Mandira Khadka, 19, lives with her mother, elder brother, and sister in Godawari—a village on the outskirts of Kathmandu, Capital of Nepal. She is an undergraduate at a local college. Mandira’s father married another woman when she was two years old and abandoned the entire family. Ever since, Mandira’s mother, Geeta, has run the household.

Geeta cultivates paddy and wheat in an irrigable field of 0.13 acres (1 ropani) and millet and maize in sloped land of almost an equal size. The harvest lasts for three months only and for nine months in a year, they have to depend on the market. As Geeta is illiterate and lacks vocational skills, she had no other option apart from subsistence agriculture and daily wage labor. With low income and agricultural production, it was difficult to even manage two square meals for the entire family.

Although Geeta was poor and struggling financially, she valued education so she enrolled her children in a public school. In order to earn her keep, she kept a few cows and sold milk to a dairy. Despite all her efforts at providing a good education to her children, she could not even provide educational materials to her children sometimes.

In 2010, while Mandira was in grade five, she was enrolled in GNI Nepal’s sponsorship service program and started to receive educational materials: stationeries, school uniform, and personal hygiene products. Motivation and counseling were also periodically provided to her. As Mandira’s education till grade ten was taken care of by GNI Nepal, Geeta was relieved of a huge financial and mental burden.

In the following years, Mandira blossomed in all aspects of her academics and personality. She became a serious, sincere, and determined student and eagerly participated in the extracurricular activities: quiz competition, cultural dance program, sports competition (football, skipping, high jump, long jump) and many more programs organized by the school and GNI Nepal.

Not only she put efforts into education and extra-curricular events but activism also through a GNI Nepal supported child club based at her school. As a treasurer and active member of the club, Mandira hosted quiz competitions, school sanitation events, cultural shows, singing contests, and conducted the club’s regular events and programs.

In 2012, she anchored her school’s parents’ day function. Later the same year she got an opportunity to participate in a leadership skills development and water purification method training funded by GNI Nepal. In her activist role, she acted in different street dramas carrying messages of adolescence, against alcoholism and poor community sanitation staged by the child club based at her school and funded by GNI Nepal.

Being the hardworking person she is, as expected by her mother and teachers, she scored 64.5% in her School Leaving Certificate (grade ten) exams, a remarkable achievement indeed for a daughter of a poor and illiterate mother. She majored in mass-communication and sociology in her 10+2 (grade 11 and 12) with an aggregate score of 57.8%. At present, she is a first year Bachelors of Arts in Social Work (BASW) student.

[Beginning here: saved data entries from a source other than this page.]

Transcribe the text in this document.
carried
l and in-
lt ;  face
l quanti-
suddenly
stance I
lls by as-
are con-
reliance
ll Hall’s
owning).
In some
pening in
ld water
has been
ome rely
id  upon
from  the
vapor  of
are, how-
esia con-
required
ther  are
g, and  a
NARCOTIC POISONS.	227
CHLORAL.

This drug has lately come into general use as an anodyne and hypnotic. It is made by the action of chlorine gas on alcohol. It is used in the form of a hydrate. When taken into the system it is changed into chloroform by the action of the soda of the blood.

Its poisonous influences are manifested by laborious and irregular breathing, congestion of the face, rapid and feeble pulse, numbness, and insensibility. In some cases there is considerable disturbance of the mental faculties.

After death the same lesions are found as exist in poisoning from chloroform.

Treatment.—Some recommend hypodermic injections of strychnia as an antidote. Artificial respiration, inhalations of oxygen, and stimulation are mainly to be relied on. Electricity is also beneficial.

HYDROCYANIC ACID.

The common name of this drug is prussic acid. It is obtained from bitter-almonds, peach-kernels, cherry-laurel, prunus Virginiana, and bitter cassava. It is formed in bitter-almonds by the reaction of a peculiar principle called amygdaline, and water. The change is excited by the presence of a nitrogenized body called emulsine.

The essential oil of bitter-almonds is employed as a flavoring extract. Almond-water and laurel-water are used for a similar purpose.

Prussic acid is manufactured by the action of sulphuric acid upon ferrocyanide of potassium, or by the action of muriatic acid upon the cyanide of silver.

In 2016, GNI Nepal changed its working modality and for the first time, the organization mobilized volunteers to conduct sponsorship service related activities. Valley Community Development Project recruited former sponsored children as mobilizers and Mandira was one of them. She collected data on sponsored children for annual progress reports 2017, annual child letters 2017, and annual progress report 2018.

As she possesses good computer skills, she was hired for entering GNI Nepal’s household survey data. Based on her performance, she was again hired for entering Valley Community Development Project’s  entire school profile data. And, one more time she was roped-in for annual progress reports 2018’s data entry. She dutifully and excellently carried-out the data-entry and screened the data. These short-term assignments earned her twenty-four thousand rupees which she spent on college fees, dresses, daily expenses, and household items.

“GNI Nepal has supported me since when I was quite young to this day. When my family was suffering from financial problems, GNI Nepal sponsored my education.”, Mandira said, “From school days to until now, I got lots of opportunities to grow. Now, I have a sense of satisfaction, as I can be independent and also support my family.”

Currently, Mandira works part-time for a GNI Nepal funded organization. And, her mother and siblings are very happy with her achievements. She plans to finish her BASW studies and make a career in professional social work.